Jon pointed out that a lot of the above was due to my refusal to hire a helper, to which I responded that it had, after all, been worth it. I never thought about the type of mother I wanted to be before I had children, save that I knew I would probably let them eat french fries and chocolate ice cream for dinner sometimes. Now I know that in addition to that, I am the type of mother who doesn't really mind cooking and washing up, and would maybe even prefer to do it herself. Most of the time.
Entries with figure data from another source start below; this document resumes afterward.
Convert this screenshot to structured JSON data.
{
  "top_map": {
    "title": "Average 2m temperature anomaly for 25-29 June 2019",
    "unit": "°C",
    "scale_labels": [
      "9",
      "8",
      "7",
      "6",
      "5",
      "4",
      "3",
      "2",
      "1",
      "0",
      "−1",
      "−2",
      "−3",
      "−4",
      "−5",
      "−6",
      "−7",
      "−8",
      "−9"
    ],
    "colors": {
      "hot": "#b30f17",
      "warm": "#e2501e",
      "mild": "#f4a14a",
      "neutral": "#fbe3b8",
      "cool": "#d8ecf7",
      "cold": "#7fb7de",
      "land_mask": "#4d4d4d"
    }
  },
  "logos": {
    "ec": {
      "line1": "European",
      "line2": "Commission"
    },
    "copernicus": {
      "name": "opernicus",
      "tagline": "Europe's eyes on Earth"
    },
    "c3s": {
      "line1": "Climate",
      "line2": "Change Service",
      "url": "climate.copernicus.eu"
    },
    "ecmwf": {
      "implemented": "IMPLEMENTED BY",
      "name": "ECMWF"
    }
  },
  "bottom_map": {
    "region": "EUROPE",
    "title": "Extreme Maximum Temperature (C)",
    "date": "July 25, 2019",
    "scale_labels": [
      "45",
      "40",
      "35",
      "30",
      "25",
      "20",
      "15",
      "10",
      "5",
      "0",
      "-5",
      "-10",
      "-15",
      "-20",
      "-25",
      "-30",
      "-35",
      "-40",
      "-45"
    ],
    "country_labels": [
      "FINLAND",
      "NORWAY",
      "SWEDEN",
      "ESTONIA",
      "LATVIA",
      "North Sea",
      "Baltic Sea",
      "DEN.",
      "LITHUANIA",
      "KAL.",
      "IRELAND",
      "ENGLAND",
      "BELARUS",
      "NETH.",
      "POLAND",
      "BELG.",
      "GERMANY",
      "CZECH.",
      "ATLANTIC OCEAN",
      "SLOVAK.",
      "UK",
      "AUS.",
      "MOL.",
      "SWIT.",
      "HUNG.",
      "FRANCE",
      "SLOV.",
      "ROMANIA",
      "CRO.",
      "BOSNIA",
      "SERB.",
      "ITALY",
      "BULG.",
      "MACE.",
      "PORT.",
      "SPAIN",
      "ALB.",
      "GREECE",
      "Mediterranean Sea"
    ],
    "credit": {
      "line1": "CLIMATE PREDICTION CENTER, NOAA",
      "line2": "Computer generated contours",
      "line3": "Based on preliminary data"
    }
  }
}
The best part is that it gives you the moral authority to let your children watch TV, shove and snatch toys from each other and generally kick up a ruckus over the sounds of the Dinotrux building something to save the day while you blithely ignore it all because hey, you have stuff to do in the kitchen and that's the only way to keep them occupied while you make sure that your husband has a home-cooked meal and a shirt to wear to work the next day.
***
I did think of something "nice" to say about Daniel on social media eventually, although it was more "neutral" than "nice", and I didn't post it because it felt trite when his birthday finally rolled around, exactly a month ago. It was this: I prayed that he would learn to be obedient to me and Jon not because it pleased us, but because such obedience pleases God.
Happy Belated 3rd Birthday, my FBC. Jesus loves you and didi, and is always with the both of you.